Экзили прибавил огня в лампе, достал футляр, а из него — два скальпеля. Ошеломленный всей предшествовавшей процедурой, поручик пошатнулся, качнулся вперед и ударил рукой в оконное стекло.

— Кто там? — крикнул Экзили, быстро опустив свою лампу. — Кто там подсматривал? Я пущу в него огненную стрелу сквозь стекло!

— Это я, Сэн-Круа! Один из тех офицеров, которые арестовали Вас в поле!

— А, шпионы! — закричал Экзили. — Вы подкарауливали? Столько ли любопытства высказали Вы, чтобы поближе познакомиться с неприятелем?

Он отворил в окне маленькую створку.

— Доктор, что Вы тут делали? Я просто поражен недоумением, ужасом…

— И любопытством, — подсказал доктор. — Очень верю. Всем Вам, господа, охота видеть чудесные излечения и поглядеть на диковинные вещи; но тут на сцену являются страх, отвращение и так далее!
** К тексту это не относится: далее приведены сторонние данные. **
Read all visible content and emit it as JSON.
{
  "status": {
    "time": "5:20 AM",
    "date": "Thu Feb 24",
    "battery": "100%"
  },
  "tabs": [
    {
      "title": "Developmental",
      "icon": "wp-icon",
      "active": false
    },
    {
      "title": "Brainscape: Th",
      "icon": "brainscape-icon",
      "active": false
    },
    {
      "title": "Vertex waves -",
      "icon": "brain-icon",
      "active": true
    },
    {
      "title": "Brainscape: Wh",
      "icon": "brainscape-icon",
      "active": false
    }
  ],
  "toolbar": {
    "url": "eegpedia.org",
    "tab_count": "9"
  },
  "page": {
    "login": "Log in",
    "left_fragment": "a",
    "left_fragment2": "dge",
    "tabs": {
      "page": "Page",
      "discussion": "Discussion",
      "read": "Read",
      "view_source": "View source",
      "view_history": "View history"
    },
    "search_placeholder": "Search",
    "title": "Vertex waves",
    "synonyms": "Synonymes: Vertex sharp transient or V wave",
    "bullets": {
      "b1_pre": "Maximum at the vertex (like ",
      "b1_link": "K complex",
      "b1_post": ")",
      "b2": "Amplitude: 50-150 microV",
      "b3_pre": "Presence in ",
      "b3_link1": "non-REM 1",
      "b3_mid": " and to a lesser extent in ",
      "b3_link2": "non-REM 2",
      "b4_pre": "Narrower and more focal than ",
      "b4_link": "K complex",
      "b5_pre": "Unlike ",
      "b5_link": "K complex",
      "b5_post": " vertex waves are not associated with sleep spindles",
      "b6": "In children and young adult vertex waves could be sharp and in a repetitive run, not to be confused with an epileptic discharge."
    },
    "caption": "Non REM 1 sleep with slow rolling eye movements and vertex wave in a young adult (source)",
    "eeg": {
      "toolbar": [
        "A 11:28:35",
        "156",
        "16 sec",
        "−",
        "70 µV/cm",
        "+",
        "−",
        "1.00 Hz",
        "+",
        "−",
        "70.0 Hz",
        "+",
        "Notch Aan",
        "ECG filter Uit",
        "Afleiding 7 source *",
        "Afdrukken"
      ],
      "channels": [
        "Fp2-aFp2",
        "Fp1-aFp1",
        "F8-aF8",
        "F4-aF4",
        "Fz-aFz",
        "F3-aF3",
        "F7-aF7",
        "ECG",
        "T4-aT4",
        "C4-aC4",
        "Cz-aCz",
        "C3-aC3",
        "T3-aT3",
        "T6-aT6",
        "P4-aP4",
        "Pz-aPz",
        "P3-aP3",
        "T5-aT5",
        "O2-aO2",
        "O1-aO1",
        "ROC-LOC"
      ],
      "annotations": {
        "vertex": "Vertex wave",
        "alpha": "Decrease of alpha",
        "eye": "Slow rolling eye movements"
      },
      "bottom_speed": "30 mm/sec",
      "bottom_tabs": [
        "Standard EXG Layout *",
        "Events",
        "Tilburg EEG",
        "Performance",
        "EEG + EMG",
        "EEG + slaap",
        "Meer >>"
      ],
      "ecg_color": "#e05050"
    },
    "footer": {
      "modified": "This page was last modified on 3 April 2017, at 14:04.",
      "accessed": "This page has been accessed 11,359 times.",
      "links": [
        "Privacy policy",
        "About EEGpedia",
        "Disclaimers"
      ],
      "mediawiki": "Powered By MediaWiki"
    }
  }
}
Если бы все так поступали, то мало кому можно было бы помочь!

— Но то, что я видел, было действительно ужасно! Вы и сами не можете отрицать, что это ужасно.

— А что Вы видели?

— Живого, прикованного к столу человека, которого Вы убивали каким-то средством.

Экзили вскочил в гневе, но тотчас же овладел собой.

— Во-первых, это был вовсе не человек, а просто — турок; мы не причисляем их к людям. Во-вторых, убить я его убил, но не по своей воле: я применил одно средство, чтобы спасти его от внутреннего кровоизлияния, которому он подвергся, упав вместе с лошадью; я принес этого человека с поля сражения. Он не хотел, чтобы я сделал над ним опыт моего лечения, и я привязал его к столу и заставил проглотить мое лекарство посредством воронки. Мне жаль, что лекарство вызвало смерть, но это всегда может случиться. Да и что значит какой-то турок, который все равно завтра был бы подобран, как пленный? Так он гораздо скорее избавился от ожидавшей его судьбы.

Сэн-Круа не нашелся, что возразить.

Доктор надвинул на голову свой капюшон и сказал с ударением:

— Я рассчитываю на Ваше молчание, поручик. Следует хранить врачебные тайны… Я не знал, что тут поблизости французы; иначе я завесил бы окно. Немцы и итальянцы гораздо суевернее и ни за что не подойдут близко к жилью “римского доктора”. Если я узнаю, что Вы болтаете про мои научные занятия, я вызову Вас на дуэль! Да, на дуэль! И дуэль будет состоять в том, что Вы выйдете против меня со шпагой в руке, а я — с флакончиком, наполненным некой жидкостью. Вы броситесь на меня со шпагой, а я только плесну Вам в лицо несколько капель из моего флакончика. Кто из нас после этого затихнет навеки, про то будут знать секунданты, которые понесут того, кто останется на месте поединка. Итак, берегитесь! Не вызывайте на бой тех сил, которые совершенно иначе действуют на сердце и желудок, чем Ваши шпаги и пистолеты! — и он гневно захлопнул окно.

Сэн-Круа был так ошеломлен всем, что видел, так поражен повелительным тоном доктора, что, несмотря на все свое мужество и на решительность, с которой он обыкновенно обращался с подобного рода людьми, — он не ответил ни слова и поспешил удалиться из этого жуткого места.

Споткнувшись несколько раз о надгробные камни и развалившиеся стены, он добрался, наконец, до ограды и перелез на дорогу. Когда он проходил мимо железной решетки у входа, из окна доктора снова засиял яркий свет.

Очевидно Экзили принялся за вскрытие трупа.

Сэн-Круа направил шаги к бивуачным огням своей части. Ему невольно вспомнились слова Бренвилье, сказанные с каким-то даром провидения: “Не производил ли доктор опытов с ядами?” И на этот вопрос Сэн-Круа ответил себе утвердительно, потому что все, что он видел сегодня, доказывало, что “римский врач” — убийца, прилагающий свое проклятое искусство с ревностью ученого, и старый капрал справедливо назвал его “мудрейшим из его черных сотоварищей”.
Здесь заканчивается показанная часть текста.